Note that I didn't say at any stage they are more talented than us, there is tones of talent among our students. I think the main problem at the moment it its just shooting off all over the place instead of focusing on what has to count most of all. A growing improving local industry and jobs in that industry for our students.
Oops, spot the guy who is over tired and went off on a bit of a rant….. Hope you liked the animation :P
6 comments:
Hey Ian, your lovely laptop didn't die did it? I HATE it so much when computers do something like this, as it takes so much time to get it back to where you want it. I agree about how lovely the French school animation is. yum yum!
Naaa, it was my desktop. Its up amd running again now. Lucky for me I had all of Mertle backed up on an external hard drive.
The school of 'Supinfocom' is apparently on the border near Belgium...this is where 'Ah' was made.

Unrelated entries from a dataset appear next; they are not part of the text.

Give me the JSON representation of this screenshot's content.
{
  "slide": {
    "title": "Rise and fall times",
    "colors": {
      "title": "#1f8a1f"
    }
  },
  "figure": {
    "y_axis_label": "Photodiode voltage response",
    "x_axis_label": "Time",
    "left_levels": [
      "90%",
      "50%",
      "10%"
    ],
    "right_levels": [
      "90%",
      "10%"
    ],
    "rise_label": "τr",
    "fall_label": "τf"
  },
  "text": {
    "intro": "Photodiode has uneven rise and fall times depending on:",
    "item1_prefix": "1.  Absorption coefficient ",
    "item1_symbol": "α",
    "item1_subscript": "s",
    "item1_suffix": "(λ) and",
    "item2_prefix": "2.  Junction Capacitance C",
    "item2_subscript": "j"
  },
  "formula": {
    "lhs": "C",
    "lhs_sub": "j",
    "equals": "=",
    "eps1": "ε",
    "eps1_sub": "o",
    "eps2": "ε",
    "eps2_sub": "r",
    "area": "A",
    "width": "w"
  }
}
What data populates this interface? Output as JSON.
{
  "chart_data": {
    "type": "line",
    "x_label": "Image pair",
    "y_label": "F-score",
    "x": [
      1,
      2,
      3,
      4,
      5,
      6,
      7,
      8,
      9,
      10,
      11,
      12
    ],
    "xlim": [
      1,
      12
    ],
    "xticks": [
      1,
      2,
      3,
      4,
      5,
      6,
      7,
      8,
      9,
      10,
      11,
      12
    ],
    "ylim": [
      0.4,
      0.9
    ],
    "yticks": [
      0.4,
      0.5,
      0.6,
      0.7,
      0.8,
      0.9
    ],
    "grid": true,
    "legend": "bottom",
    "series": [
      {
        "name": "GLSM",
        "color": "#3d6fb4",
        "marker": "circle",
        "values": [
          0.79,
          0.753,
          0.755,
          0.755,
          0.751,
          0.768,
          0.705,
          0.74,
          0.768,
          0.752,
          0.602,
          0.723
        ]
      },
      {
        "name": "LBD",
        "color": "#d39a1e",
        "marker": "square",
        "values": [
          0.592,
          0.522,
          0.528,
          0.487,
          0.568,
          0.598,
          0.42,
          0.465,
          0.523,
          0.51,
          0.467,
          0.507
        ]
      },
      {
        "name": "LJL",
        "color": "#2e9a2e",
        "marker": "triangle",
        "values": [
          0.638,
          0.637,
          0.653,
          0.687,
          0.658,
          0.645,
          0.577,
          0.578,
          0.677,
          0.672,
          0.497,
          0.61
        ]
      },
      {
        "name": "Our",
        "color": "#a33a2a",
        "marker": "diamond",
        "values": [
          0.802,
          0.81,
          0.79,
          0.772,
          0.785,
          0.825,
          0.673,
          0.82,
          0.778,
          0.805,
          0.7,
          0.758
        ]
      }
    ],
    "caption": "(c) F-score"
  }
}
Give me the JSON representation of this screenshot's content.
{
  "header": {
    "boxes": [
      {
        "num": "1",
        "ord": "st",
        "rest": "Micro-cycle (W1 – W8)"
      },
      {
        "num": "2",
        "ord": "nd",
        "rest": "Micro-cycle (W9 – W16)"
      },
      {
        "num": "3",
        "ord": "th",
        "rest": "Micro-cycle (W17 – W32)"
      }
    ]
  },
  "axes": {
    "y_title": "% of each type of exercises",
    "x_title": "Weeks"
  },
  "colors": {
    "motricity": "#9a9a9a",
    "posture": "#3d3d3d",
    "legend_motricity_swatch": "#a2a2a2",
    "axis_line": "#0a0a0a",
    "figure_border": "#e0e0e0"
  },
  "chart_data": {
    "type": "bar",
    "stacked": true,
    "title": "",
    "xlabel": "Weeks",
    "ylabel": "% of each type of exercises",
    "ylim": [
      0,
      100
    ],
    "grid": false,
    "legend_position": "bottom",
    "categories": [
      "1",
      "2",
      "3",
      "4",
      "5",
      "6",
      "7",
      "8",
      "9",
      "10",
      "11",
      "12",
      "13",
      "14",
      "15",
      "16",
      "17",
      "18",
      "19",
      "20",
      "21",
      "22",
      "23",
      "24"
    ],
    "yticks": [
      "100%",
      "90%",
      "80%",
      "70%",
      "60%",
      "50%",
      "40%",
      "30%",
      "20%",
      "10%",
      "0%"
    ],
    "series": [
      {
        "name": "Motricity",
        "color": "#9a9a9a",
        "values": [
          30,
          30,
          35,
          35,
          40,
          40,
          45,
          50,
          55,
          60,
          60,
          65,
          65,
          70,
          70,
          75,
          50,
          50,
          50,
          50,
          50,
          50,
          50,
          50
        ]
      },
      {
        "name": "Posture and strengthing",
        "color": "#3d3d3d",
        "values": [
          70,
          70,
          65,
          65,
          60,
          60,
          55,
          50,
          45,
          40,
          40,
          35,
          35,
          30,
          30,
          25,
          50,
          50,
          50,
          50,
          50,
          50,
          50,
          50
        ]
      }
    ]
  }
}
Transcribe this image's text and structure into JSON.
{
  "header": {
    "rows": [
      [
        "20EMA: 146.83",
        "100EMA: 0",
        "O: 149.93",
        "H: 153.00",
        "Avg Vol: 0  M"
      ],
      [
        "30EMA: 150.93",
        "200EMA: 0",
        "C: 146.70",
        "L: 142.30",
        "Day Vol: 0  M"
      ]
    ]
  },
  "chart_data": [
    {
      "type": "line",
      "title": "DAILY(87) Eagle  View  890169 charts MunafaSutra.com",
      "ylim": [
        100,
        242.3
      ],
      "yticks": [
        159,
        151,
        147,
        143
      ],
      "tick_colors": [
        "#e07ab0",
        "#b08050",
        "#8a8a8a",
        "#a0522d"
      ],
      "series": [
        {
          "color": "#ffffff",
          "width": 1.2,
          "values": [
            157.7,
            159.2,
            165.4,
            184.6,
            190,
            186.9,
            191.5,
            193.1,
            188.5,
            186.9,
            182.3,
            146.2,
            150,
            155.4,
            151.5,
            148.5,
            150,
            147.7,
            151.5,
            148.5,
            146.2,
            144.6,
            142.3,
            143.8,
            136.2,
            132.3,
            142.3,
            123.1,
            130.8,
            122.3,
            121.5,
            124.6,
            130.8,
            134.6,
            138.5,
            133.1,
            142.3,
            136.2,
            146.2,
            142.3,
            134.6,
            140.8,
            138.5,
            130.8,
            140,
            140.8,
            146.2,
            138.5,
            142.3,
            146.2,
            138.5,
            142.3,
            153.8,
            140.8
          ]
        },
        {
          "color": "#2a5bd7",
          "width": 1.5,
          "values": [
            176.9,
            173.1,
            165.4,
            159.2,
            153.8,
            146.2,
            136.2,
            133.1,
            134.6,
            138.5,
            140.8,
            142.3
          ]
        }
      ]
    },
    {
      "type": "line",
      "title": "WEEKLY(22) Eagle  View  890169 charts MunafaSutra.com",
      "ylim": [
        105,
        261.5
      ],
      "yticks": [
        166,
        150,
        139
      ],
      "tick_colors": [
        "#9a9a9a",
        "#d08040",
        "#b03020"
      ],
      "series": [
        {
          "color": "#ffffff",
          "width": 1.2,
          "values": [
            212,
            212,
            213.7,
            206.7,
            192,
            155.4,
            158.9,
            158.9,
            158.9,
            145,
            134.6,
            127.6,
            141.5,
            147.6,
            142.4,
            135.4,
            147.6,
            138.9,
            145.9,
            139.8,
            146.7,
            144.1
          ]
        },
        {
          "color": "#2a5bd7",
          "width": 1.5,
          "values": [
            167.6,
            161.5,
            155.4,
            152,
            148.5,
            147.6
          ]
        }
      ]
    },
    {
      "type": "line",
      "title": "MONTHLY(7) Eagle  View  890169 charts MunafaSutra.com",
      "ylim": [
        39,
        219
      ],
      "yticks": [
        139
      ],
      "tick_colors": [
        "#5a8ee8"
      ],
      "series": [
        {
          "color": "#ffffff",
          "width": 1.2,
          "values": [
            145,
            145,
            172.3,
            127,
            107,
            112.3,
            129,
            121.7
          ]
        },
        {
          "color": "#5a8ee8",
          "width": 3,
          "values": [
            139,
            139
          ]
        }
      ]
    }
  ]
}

The other school is Gobelins. (Where 'Burning Safari' was made) These two art schools are the biggest two in France for animation.
The reason why australian students come up with the same stale ideas is that we have been conditioned to the same cultural tripe for the last 20-50 years... whereas over in france, "mainstream" stuff is a little harder to pinpoint.. they are more open to a variety of ideas, and mainstream doesn't stick out like a sorethumb so much like it does here. because we've all grown up on disney, cartoon network - and have been denied the "unknown and possibly (shock horror!) unprofitable" foreign/european animation (where i think the most innovative ideas come from personally)... of course we are only going to have a narrow mind about these things. and it sucks!
what i admire most is these european countries don't restrict their thinking because really they have nothing that restricted them in the first place! here we are only fed superficial cartoon crap and are too afriad to branch out to other forms of animated entertainment. western world sucks like that. so narrow minded!
Maybe we have too much freedom, and nothing to fight for.
The ideas may stem from the cultural environment, but this stuff is executed better than most of our stuff (Australian Students in general) as well. That’s gota be because they are following or being forced to follow their teachers directions closer than here. I mean its not like you could consistently count on students who have a higher intuitive understanding of how animation works. It may happen from time to time, but you can see from the Gobelins site that Aaron put a link to on the Students and Friends page that these guys do it year after year.